Likeada por el presidente: Milei como George Washington en el Mount Rushmore que homenajea a los padres de la patria estadounidense. Lo acompañan los ministros de Interior, Guillermo Francos, de defensa, Luis Petri, y de economía, Luis Caputo.

Milei y sus seguidores (que son, como se ve, parte de su usina de mensajes cifrados) movilizan los símbolos y emblemas de una refundación argentina en los términos hollywoodenses importados de la cultura política estadounidense. Extraño en un país que siente aversión por los Estados Unidos, pero que parece totalmente enemistado con su identidad nacional, la cual –salvando la copa del mundo– no viene trayendo muchos motivos de orgullo. En ese sentido, las palabras recientes de Donald Trump –“Milei is MAGA: Make Argentina Great Again”– cobran aún más relevancia. El mito de Milei (el que él y sus aliados construyen) es que va a hacer una argentina estadounidense, igualita a la de las películas que veíamos de chicos.
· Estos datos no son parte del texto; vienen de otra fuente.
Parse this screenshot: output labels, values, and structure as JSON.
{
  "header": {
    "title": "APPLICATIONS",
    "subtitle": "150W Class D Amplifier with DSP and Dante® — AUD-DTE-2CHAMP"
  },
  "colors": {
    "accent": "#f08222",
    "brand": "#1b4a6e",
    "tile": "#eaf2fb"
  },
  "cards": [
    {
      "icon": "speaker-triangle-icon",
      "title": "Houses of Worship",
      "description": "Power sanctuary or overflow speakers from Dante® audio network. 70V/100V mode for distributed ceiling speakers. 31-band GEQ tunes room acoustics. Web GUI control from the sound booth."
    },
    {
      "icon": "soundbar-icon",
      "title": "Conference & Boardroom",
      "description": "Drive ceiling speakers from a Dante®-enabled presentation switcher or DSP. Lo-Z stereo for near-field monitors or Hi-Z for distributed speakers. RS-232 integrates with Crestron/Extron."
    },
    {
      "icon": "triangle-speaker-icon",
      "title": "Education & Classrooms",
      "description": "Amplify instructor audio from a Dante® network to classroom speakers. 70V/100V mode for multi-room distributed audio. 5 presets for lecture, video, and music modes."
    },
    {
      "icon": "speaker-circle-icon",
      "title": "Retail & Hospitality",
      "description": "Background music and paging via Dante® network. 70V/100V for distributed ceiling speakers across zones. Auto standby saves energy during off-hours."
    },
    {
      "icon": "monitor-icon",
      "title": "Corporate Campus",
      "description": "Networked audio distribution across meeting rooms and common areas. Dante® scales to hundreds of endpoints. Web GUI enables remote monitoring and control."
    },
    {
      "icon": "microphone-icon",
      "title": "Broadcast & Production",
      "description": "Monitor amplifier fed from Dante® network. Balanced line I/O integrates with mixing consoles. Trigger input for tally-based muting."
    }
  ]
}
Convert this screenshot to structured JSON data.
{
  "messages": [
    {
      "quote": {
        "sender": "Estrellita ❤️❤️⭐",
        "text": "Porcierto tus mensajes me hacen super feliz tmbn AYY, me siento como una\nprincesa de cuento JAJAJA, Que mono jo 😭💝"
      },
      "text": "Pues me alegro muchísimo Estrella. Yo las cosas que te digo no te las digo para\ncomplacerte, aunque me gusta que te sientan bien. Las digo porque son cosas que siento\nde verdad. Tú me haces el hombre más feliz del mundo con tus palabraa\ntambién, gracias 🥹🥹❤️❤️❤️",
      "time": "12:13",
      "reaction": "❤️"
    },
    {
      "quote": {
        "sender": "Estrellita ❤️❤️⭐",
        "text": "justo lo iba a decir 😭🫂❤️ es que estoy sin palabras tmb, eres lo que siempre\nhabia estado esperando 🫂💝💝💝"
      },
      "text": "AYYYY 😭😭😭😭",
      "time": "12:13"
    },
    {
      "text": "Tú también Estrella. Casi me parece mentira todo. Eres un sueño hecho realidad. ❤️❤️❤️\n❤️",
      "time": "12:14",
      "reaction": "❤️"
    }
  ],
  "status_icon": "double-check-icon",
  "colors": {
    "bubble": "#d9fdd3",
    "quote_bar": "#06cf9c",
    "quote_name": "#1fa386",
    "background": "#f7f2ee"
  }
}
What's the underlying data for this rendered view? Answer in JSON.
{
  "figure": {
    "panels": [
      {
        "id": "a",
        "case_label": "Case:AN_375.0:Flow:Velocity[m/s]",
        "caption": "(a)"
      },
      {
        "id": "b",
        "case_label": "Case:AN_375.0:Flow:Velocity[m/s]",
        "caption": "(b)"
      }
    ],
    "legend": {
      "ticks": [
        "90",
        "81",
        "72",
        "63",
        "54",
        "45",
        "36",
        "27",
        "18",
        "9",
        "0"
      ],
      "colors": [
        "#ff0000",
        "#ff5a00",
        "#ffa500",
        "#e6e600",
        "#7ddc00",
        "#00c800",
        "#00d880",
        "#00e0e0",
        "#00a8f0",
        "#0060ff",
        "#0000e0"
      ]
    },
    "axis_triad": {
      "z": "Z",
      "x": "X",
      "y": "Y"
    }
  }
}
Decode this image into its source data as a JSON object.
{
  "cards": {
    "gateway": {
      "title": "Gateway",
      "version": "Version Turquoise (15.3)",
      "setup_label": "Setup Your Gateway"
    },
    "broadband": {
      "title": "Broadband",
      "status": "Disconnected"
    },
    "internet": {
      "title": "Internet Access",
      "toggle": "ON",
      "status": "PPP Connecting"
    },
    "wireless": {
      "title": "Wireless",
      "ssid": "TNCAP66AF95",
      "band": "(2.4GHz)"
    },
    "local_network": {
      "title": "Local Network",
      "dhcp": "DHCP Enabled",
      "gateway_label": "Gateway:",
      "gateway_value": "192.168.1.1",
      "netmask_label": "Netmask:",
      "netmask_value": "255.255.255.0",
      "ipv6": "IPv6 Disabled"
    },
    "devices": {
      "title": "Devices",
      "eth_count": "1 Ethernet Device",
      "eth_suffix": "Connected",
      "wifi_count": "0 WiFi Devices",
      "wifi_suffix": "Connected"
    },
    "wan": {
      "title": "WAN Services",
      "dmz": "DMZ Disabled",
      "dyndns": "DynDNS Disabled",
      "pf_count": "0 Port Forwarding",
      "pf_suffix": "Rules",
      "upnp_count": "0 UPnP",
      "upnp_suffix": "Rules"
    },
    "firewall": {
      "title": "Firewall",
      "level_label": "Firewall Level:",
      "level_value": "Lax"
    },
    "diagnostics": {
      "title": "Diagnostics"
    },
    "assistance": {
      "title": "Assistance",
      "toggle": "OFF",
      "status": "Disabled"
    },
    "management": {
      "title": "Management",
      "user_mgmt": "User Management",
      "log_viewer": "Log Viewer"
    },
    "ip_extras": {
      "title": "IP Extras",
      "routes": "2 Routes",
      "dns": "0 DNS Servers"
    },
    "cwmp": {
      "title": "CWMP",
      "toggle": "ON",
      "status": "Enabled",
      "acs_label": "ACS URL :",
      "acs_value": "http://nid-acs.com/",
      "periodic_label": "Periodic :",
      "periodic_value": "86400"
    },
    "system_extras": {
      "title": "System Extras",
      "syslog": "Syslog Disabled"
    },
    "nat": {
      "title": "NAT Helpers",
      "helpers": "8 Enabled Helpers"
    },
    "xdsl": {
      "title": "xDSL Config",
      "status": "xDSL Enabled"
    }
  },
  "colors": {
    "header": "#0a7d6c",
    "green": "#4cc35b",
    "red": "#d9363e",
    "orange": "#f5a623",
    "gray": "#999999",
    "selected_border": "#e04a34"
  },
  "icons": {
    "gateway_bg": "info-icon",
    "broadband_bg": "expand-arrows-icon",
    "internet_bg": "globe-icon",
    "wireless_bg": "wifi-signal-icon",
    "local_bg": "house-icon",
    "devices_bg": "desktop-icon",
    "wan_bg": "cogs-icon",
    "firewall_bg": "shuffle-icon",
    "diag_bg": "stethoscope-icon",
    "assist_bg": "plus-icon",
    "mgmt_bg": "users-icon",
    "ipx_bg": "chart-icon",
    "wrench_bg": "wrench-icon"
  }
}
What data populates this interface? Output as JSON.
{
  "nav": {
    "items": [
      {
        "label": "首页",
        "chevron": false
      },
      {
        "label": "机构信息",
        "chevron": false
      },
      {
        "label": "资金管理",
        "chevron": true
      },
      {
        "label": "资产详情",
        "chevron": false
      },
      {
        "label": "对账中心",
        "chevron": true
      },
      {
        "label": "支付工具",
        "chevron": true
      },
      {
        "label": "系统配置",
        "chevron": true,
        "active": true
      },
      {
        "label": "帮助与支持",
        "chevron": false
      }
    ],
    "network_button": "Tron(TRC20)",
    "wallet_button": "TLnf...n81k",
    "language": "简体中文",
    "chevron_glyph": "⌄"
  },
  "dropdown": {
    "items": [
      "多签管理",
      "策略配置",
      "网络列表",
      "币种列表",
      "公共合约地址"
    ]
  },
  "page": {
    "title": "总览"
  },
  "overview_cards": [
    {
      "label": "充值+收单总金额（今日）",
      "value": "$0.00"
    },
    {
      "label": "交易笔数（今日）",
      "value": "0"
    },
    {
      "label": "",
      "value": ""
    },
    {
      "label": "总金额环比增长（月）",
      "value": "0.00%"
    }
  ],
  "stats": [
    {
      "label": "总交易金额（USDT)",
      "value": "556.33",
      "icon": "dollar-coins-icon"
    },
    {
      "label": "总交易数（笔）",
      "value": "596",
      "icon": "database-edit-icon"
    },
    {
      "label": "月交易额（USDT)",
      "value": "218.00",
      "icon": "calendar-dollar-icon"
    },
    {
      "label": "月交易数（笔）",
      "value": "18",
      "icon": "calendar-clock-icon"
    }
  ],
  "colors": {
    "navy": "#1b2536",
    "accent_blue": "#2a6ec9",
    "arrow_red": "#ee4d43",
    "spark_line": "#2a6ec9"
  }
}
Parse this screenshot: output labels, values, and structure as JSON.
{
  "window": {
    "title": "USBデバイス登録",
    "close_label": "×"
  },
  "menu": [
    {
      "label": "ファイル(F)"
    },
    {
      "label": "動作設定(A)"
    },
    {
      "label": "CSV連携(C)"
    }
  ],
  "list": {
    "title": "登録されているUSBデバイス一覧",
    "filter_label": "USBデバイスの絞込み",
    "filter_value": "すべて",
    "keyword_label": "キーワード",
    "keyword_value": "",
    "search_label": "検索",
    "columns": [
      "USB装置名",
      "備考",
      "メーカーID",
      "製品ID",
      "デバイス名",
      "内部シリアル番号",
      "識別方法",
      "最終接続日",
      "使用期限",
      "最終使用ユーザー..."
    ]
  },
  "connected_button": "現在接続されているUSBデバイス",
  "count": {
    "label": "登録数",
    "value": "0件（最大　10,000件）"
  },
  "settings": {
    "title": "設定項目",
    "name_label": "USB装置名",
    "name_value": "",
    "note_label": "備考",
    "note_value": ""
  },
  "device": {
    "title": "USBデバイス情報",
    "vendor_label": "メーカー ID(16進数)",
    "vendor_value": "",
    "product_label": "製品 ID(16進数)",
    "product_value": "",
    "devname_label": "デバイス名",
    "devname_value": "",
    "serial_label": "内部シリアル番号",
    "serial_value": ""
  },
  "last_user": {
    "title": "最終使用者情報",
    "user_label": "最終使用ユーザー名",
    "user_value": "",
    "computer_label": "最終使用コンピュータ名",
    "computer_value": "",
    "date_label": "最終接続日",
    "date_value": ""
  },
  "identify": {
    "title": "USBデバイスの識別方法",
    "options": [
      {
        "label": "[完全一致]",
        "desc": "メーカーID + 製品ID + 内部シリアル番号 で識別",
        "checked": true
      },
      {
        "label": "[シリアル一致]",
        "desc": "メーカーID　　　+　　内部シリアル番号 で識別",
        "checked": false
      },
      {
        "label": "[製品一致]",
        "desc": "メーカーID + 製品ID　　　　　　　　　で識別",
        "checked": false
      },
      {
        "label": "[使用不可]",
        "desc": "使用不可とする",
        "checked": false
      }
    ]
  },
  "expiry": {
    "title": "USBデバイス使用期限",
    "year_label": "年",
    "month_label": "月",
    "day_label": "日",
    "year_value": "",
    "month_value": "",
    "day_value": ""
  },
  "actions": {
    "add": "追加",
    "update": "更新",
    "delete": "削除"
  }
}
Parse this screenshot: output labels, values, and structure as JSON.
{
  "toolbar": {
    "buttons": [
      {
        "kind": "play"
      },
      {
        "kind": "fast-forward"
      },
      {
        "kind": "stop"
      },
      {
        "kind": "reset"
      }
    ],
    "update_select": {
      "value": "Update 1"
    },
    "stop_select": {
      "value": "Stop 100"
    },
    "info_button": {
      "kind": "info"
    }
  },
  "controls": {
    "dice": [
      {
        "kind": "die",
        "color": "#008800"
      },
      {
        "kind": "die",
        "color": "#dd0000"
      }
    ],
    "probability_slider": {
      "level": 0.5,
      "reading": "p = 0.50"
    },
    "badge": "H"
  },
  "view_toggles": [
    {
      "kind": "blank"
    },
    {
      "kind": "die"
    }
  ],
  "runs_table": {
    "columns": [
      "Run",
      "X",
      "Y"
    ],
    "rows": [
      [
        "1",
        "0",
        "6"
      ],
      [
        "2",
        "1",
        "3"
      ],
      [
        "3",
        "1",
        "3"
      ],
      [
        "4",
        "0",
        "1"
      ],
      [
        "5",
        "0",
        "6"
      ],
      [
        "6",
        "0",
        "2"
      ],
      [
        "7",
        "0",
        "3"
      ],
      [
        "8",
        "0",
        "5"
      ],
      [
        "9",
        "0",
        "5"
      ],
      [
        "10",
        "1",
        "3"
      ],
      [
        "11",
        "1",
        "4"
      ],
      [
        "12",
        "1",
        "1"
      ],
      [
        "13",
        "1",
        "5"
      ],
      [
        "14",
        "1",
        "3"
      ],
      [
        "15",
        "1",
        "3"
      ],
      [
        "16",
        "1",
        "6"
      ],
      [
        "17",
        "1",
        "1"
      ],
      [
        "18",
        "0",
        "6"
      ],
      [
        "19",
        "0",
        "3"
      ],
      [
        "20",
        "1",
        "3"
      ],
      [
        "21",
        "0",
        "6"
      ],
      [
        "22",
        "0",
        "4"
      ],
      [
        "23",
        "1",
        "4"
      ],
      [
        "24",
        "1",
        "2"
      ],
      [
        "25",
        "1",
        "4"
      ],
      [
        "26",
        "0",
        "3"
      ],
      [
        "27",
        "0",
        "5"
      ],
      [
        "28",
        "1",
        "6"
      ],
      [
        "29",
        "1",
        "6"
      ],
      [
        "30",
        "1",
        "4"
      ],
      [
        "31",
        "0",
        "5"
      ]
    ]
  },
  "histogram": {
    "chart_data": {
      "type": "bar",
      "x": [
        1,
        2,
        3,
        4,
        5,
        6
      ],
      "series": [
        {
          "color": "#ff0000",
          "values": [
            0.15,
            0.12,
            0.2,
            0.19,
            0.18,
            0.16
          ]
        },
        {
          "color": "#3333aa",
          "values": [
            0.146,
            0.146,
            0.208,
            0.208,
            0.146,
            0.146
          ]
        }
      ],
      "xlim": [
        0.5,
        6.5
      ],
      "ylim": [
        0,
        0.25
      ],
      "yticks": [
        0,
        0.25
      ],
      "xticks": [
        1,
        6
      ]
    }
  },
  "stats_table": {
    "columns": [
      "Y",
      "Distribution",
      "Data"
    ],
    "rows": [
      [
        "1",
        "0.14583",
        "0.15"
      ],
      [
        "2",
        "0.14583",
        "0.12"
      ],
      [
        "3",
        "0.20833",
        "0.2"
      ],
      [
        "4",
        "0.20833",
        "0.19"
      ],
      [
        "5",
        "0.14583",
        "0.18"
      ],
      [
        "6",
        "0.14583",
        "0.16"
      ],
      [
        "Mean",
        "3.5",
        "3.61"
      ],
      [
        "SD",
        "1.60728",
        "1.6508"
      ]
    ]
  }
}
Rebotes del discurso en el Congreso

El viernes por la noche, luego de que terminara el discurso de Milei en la epertura de sesiones ordinarias del Congreso, el Pacto de Mayo era tendencia en Twitter. Nada sorprendente: sin duda la conminación a gobernadores y ex-presidentes a plegarse detrás de su gobierno y aprobar su “Ley de Bases” (una suerte de “únanse a mí o morirán”) fue el plato fuerte del discurso, que el presidente tenía guardado para el final. Esta jugada parece ser una versión con esteroides de su papel de árbitro moral de la política, que construyó en su corto y vertiginoso camino a la rosada. Milei “invita” a los que quieren salvarse de su dedo acusador a salir en una foto que los compromete a ser paladines de su ajuste.

Al cierre del discurso, la cuenta de la Oficina del Presidente –otra de las tantas emulaciones estilísticas del gobierno a la institucionalidad norteamericana– compartió el pacto, con la firma del presidente y una tipografía que aparenta ser una cursiva manuscrita. Una de esas acciones en redes que buscan su golpe de efecto a las que La Libertad Avanza nos tiene acostumbrados. Lamentablemente el documento tenía un error de ortografía y tuvo que subirse nuevamente media hora después de que varios usuarios lo señalaran (menos mal que no era un manuscrito en serio)

Tweet de un usuario que comparte el error de ortografía del primer documento, en las respuestas a la publicación de la versión corregida.

Así es la refundación de la Argentina que ofrece Milei, y de la cual sus aplaudidores en redes (muchos de ellos visibles en los palcos del recinto) serán los encargados de narrar, recordándole al público quién es quién en su gesta heróica por convertir a la Argentina en otro país. No sabemos cuánto durará. Hasta mayo, por lo menos, seguro.